With valuations offering little upside and a myriad of risks offering plenty of downside, Credit Suisse thinks now’s a good time to cut back on your portfolio’s exposure to stocks.
« We reduce our weighting in equities to a small overweight, our most bearish strategic stance on the asset class in seven years, » Credit Suisse’s Andrew Garthwaite said in a new note to clients.
In investing, being « overweight » an asset class means that you have a greater percentage of your portfolio allocated to that asset than what is seen in a benchmark. In other words, you’re taking a more aggressive position because you have more conviction in the upside the asset returns. So, to be « small overweight » means you’re overweight, but only a little. In short: Credit Suisse is telling you that being just a little bullish is the most bearish they’ve been since 2008.
« Consequently, we reduce our mid-2016 target for the S&P 500 to 2,150 (from 2,200), and introduce a 2016 year-end target of 2,150, » Garthwaite wrote.
The S&P 500 closed at 2,102, implying that Credit Suisse sees market going up no more than 2.2% in the next year.

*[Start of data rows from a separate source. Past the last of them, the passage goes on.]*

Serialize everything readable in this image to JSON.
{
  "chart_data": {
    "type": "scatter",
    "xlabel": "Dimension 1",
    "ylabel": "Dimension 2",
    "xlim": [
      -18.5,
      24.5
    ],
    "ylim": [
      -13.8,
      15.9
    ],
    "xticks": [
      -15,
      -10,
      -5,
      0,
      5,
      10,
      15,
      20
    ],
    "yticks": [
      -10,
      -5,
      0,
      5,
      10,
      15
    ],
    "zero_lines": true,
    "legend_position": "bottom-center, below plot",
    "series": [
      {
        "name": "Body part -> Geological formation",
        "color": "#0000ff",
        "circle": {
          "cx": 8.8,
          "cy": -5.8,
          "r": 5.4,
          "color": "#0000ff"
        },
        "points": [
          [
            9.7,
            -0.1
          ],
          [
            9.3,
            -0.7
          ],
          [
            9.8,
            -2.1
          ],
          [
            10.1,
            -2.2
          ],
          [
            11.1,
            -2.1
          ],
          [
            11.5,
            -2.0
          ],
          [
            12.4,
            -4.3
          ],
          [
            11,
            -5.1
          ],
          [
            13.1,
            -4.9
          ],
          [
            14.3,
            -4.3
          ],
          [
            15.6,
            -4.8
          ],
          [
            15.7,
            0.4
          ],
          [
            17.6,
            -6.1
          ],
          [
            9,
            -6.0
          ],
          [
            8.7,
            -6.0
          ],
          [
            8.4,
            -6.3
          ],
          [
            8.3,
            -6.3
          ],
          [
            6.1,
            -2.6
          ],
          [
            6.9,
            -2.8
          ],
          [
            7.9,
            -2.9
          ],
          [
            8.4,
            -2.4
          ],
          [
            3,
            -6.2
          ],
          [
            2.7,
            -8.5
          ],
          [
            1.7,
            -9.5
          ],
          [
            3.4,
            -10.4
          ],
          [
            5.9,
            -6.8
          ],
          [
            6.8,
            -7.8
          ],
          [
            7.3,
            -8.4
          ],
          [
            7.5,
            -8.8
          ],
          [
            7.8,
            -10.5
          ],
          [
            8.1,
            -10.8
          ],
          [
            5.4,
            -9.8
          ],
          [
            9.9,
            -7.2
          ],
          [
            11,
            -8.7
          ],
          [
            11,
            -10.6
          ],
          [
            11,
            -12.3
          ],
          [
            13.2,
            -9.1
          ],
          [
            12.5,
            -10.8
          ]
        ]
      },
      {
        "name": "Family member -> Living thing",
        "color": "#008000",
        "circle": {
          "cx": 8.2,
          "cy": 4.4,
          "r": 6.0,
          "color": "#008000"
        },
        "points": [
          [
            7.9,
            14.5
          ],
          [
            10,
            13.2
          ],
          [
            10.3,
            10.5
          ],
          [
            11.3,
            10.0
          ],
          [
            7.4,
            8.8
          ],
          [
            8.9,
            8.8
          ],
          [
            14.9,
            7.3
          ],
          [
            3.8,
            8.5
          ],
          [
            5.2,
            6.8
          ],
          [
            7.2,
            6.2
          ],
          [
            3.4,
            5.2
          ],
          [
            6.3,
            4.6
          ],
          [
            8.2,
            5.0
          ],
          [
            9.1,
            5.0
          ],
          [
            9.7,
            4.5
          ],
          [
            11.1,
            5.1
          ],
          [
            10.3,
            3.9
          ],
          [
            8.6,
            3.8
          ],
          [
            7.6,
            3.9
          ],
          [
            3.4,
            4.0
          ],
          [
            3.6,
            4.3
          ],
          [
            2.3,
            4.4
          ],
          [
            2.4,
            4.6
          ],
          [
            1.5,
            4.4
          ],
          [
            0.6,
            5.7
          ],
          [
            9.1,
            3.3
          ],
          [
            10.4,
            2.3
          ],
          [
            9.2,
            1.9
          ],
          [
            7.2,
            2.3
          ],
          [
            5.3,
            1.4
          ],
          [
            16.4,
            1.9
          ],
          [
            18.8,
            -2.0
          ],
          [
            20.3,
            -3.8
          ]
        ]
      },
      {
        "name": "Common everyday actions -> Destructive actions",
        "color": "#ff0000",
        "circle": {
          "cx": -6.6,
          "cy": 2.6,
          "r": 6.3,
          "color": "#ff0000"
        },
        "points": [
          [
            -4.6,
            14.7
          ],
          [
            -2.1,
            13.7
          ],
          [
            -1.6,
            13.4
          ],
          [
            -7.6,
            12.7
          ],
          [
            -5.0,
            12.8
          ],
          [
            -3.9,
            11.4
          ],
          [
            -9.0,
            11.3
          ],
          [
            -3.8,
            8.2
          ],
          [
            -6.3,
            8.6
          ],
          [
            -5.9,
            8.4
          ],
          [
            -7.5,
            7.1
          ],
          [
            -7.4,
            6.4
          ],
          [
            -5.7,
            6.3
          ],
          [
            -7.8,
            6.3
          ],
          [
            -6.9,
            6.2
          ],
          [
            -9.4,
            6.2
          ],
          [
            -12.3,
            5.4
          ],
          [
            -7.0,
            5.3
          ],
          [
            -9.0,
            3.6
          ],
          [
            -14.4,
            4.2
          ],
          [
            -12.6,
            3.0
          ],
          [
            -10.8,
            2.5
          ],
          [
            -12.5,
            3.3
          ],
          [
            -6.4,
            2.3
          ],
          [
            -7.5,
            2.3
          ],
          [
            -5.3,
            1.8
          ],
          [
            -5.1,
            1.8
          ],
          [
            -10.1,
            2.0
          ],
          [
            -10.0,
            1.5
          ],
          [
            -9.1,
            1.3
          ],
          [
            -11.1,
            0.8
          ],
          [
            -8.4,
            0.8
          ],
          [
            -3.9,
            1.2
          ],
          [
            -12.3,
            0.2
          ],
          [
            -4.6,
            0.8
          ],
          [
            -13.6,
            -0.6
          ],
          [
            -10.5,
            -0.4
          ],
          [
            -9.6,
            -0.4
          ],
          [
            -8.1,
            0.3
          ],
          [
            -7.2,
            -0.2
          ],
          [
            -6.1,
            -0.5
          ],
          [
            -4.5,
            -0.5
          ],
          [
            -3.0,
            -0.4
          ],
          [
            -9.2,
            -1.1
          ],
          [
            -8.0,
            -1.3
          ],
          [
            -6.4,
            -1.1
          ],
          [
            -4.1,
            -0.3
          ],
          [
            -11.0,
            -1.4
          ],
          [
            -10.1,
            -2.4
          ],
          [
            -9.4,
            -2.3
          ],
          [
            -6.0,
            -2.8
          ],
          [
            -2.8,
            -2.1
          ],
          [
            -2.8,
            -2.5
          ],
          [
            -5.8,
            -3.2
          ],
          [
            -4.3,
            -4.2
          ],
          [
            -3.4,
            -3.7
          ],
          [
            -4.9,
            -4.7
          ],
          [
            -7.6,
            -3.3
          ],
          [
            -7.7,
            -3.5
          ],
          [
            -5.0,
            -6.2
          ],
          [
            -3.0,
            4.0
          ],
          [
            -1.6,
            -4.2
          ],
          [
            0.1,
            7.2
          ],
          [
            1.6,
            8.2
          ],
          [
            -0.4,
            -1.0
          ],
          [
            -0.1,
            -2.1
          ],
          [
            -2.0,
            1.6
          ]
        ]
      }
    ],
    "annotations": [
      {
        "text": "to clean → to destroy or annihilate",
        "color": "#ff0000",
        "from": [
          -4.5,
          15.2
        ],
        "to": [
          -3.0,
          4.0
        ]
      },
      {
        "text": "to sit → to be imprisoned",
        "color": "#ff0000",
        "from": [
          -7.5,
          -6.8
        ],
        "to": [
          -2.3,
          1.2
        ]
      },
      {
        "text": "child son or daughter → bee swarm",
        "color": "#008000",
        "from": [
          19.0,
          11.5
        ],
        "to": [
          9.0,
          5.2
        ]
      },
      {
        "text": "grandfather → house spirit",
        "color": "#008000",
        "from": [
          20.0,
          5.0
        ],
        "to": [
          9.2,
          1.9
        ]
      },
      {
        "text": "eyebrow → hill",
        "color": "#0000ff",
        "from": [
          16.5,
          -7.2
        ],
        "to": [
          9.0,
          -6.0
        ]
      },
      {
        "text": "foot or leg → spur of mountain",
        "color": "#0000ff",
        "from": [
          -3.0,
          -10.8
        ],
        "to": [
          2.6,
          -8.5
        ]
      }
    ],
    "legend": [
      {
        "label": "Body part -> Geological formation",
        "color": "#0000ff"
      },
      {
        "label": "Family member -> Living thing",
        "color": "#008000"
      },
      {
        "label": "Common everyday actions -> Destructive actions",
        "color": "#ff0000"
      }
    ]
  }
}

Like most strategists, Garthwaite’s top worry for US stocks is the prospect of tighter monetary policy from the Fed and all of its consequences.
« Our concerns are: increasing macro headwinds (deflation exported by China, the first Fed rate rise in 9.5 years); US equity valuations are now at fair value; there are several warning signals (credit spreads widening, buybacks as a style underperforming, M&A activity reaching problematic levels, a decline in market breadth, earnings momentum at a 4-year low); the shift of power from capital to labour; and conventional business models are being disrupted, » he said.
So, why not be more bearish?
Among other things, Garthwaite observed that even though the S&P 500 is « fairly valued, » stock prices tend to peak when they are « significantly overvalued. »
« The US equity market has tended to peak on valuations around 1.2 standard deviations above their 10-year average (1.8sd during a bubble period), while the S&P is currently trading on a P/E multiple 1.0sd above its 10-year average, » Garthwaite said.
Currently, the S&P 500 is trading at a P/E multiple of around 16.6, which is higher than average, but less than the 1.2 standard deviations away from the peak that we’ve seen historically.